I have wondered for some time where John S. Steckbeck found some of the the anecdotes he used in Fabulous Redmen. The other day while searching for something else—the usual situation—I came across a Project Gutenberg file for Football Days: Memories of the Game and of the Men Behind the Ball, a 1916 book by William H. Edwards, Princeton 1900, with an introduction by Walter Camp. In one section of the book, Edwards retells some of stories told by former Yale star Carl Flanders, who helped coach the Indians in 1906.

Because Flanders related these stories within a decade of them happening, they stand a better chance of being accurate than those that were told a half century, or longer, after that.

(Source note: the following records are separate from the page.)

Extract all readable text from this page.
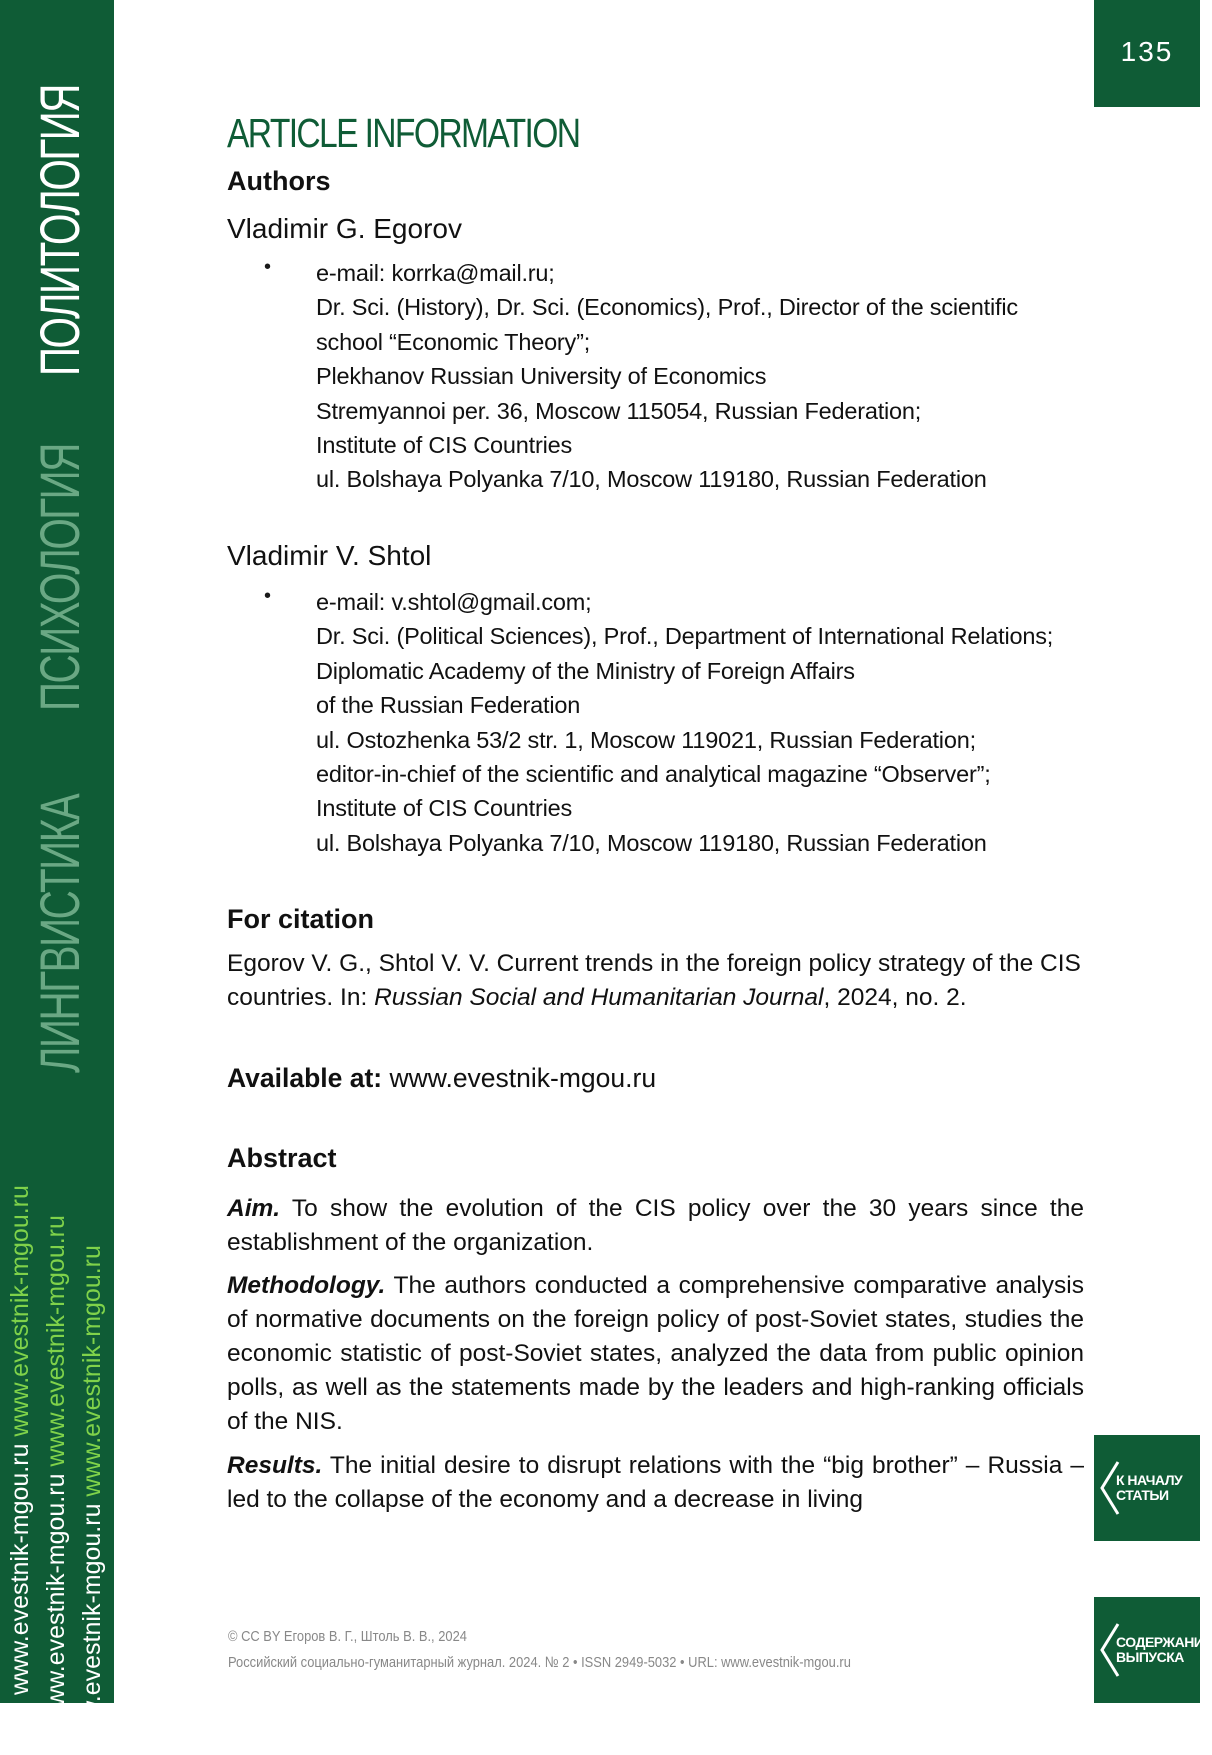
ЛИНГВИСТИКА
ПСИХОЛОГИЯ
ПОЛИТОЛОГИЯ
www.evestnik-mgou.ru www.evestnik-mgou.ru
www.evestnik-mgou.ru www.evestnik-mgou.ru
www.evestnik-mgou.ru www.evestnik-mgou.ru
135
ARTICLE INFORMATION
Authors
Vladimir G. Egorov
• e-mail: korrka@mail.ru;
Dr. Sci. (History), Dr. Sci. (Economics), Prof., Director of the scientific
school “Economic Theory”;
Plekhanov Russian University of Economics
Stremyannoi per. 36, Moscow 115054, Russian Federation;
Institute of CIS Countries
ul. Bolshaya Polyanka 7/10, Moscow 119180, Russian Federation
Vladimir V. Shtol
• e-mail: v.shtol@gmail.com;
Dr. Sci. (Political Sciences), Prof., Department of International Relations;
Diplomatic Academy of the Ministry of Foreign Affairs
of the Russian Federation
ul. Ostozhenka 53/2 str. 1, Moscow 119021, Russian Federation;
editor-in-chief of the scientific and analytical magazine “Observer”;
Institute of CIS Countries
ul. Bolshaya Polyanka 7/10, Moscow 119180, Russian Federation
For citation
Egorov V. G., Shtol V. V. Current trends in the foreign policy strategy of the CIS countries. In: Russian Social and Humanitarian Journal, 2024, no. 2.
Available at: www.evestnik-mgou.ru
Abstract
Aim. To show the evolution of the CIS policy over the 30 years since the establishment of the organization.
Methodology. The authors conducted a comprehensive comparative analysis of normative documents on the foreign policy of post-Soviet states, studies the economic statistic of post-Soviet states, analyzed the data from public opinion polls, as well as the statements made by the leaders and high-ranking officials of the NIS.
Results. The initial desire to disrupt relations with the “big brother” – Russia – led to the collapse of the economy and a decrease in living
К НАЧАЛУ
СТАТЬИ
СОДЕРЖАНИЕ
ВЫПУСКА
© CC BY Егоров В. Г., Штоль В. В., 2024
Российский социально-гуманитарный журнал. 2024. № 2 • ISSN 2949-5032 • URL: www.evestnik-mgou.ru
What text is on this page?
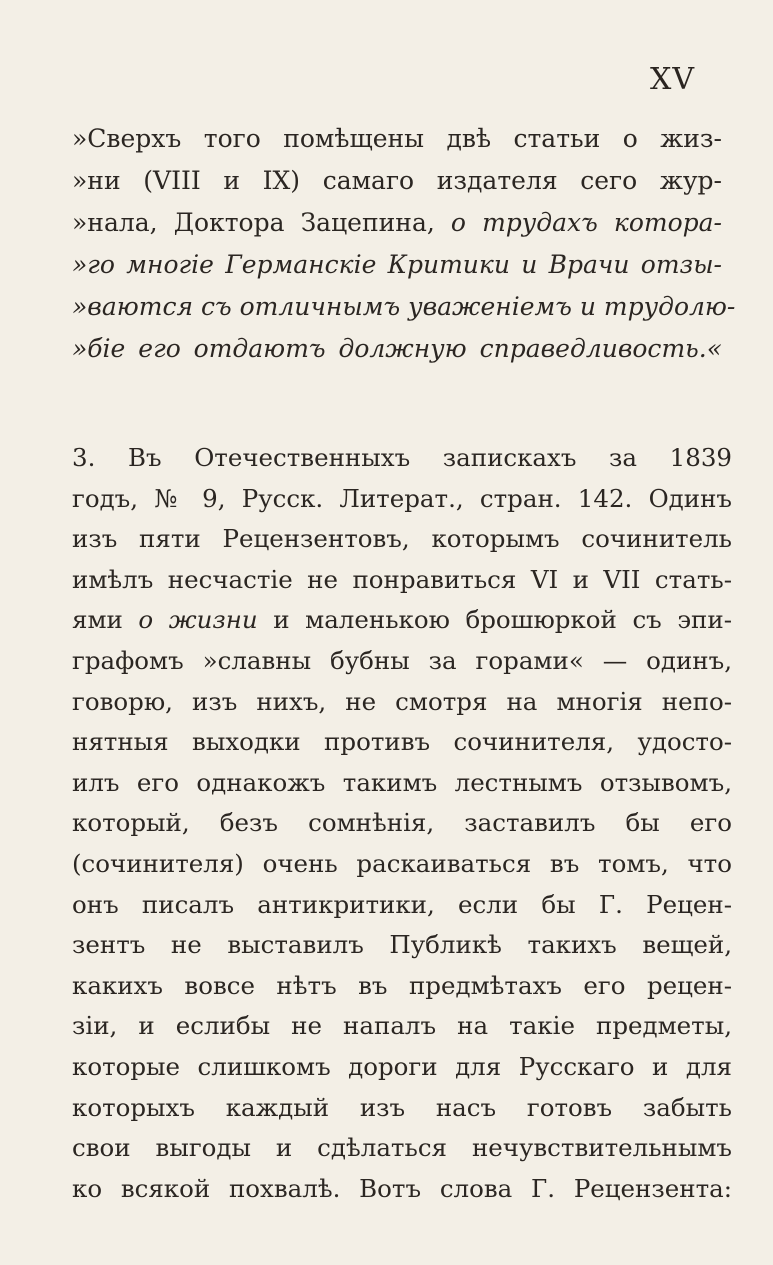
XV
»Сверхъ того помѣщены двѣ статьи о жиз-
»ни (VIII и IX) самаго издателя сего жур-
»нала, Доктора Зацепина, о трудахъ котора-
»го многіе Германскіе Критики и Врачи отзы-
»ваются съ отличнымъ уваженіемъ и трудолю-
»біе его отдаютъ должную справедливость.«
3. Въ Отечественныхъ запискахъ за 1839
годъ, № 9, Русск. Литерат., стран. 142. Одинъ
изъ пяти Рецензентовъ, которымъ сочинитель
имѣлъ несчастіе не понравиться VI и VII стать-
ями о жизни и маленькою брошюркой съ эпи-
графомъ »славны бубны за горами« — одинъ,
говорю, изъ нихъ, не смотря на многія непо-
нятныя выходки противъ сочинителя, удосто-
илъ его однакожъ такимъ лестнымъ отзывомъ,
который, безъ сомнѣнія, заставилъ бы его
(сочинителя) очень раскаиваться въ томъ, что
онъ писалъ антикритики, если бы Г. Рецен-
зентъ не выставилъ Публикѣ такихъ вещей,
какихъ вовсе нѣтъ въ предмѣтахъ его рецен-
зіи, и еслибы не напалъ на такіе предметы,
которые слишкомъ дороги для Русскаго и для
которыхъ каждый изъ насъ готовъ забыть
свои выгоды и сдѣлаться нечувствительнымъ
ко всякой похвалѣ. Вотъ слова Г. Рецензента:
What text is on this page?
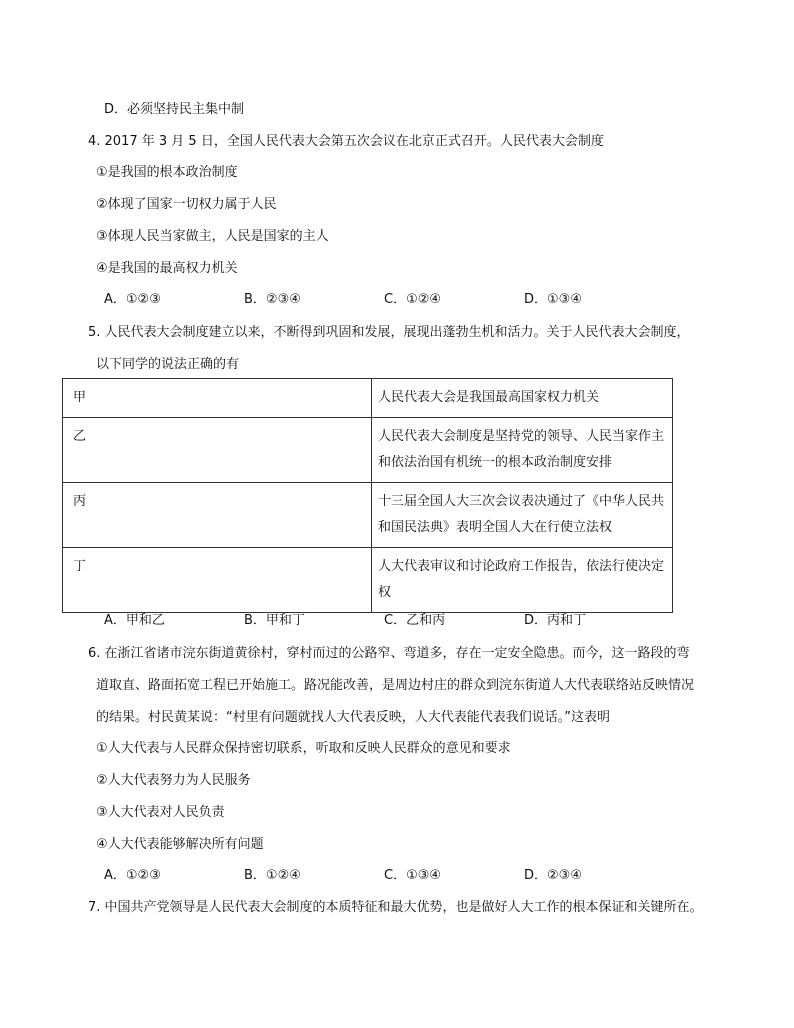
D．必须坚持民主集中制
4. 2017 年 3 月 5 日，全国人民代表大会第五次会议在北京正式召开。人民代表大会制度
①是我国的根本政治制度
②体现了国家一切权力属于人民
③体现人民当家做主，人民是国家的主人
④是我国的最高权力机关
A．①②③	B．②③④	C．①②④	D．①③④
5. 人民代表大会制度建立以来，不断得到巩固和发展，展现出蓬勃生机和活力。关于人民代表大会制度，
以下同学的说法正确的有
甲	人民代表大会是我国最高国家权力机关
乙	人民代表大会制度是坚持党的领导、人民当家作主和依法治国有机统一的根本政治制度安排
丙	十三届全国人大三次会议表决通过了《中华人民共和国民法典》表明全国人大在行使立法权
丁	人大代表审议和讨论政府工作报告，依法行使决定权
A．甲和乙	B．甲和丁	C．乙和丙	D．丙和丁
6. 在浙江省诸市浣东街道黄徐村，穿村而过的公路窄、弯道多，存在一定安全隐患。而今，这一路段的弯
道取直、路面拓宽工程已开始施工。路况能改善，是周边村庄的群众到浣东街道人大代表联络站反映情况
的结果。村民黄某说：“村里有问题就找人大代表反映，人大代表能代表我们说话。”这表明
①人大代表与人民群众保持密切联系，听取和反映人民群众的意见和要求
②人大代表努力为人民服务
③人大代表对人民负责
④人大代表能够解决所有问题
A．①②③	B．①②④	C．①③④	D．②③④
7. 中国共产党领导是人民代表大会制度的本质特征和最大优势，也是做好人大工作的根本保证和关键所在。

Of particular interest was the topic of nicknames:

“The nicknames with which the Indians labeled each other were mostly those of animals or a weapon of defense. Mount Pleasant and Libby always called each other Knife. Bill Gardner was crowned Chicken Legs, Charles, one of the halfbacks, and a regular little tiger, was called Bird Legs. Other names fastened to the different players were Whale Bone, Shoe String, Tommyhawk and Wolf.”

I do wonder if Edwards got a couple of the names reversed or if Flanders remembered them incorrectly. During WWI, Bill Gardner was referred to in newspaper columns as “Birdie,” something that leads me to suspect that his nickname was Bird Legs not Chicken Legs. If that is so, then Wilson Charles was probably called Chicken Legs. Perhaps a descendent of his will let us know which was his correct nickname.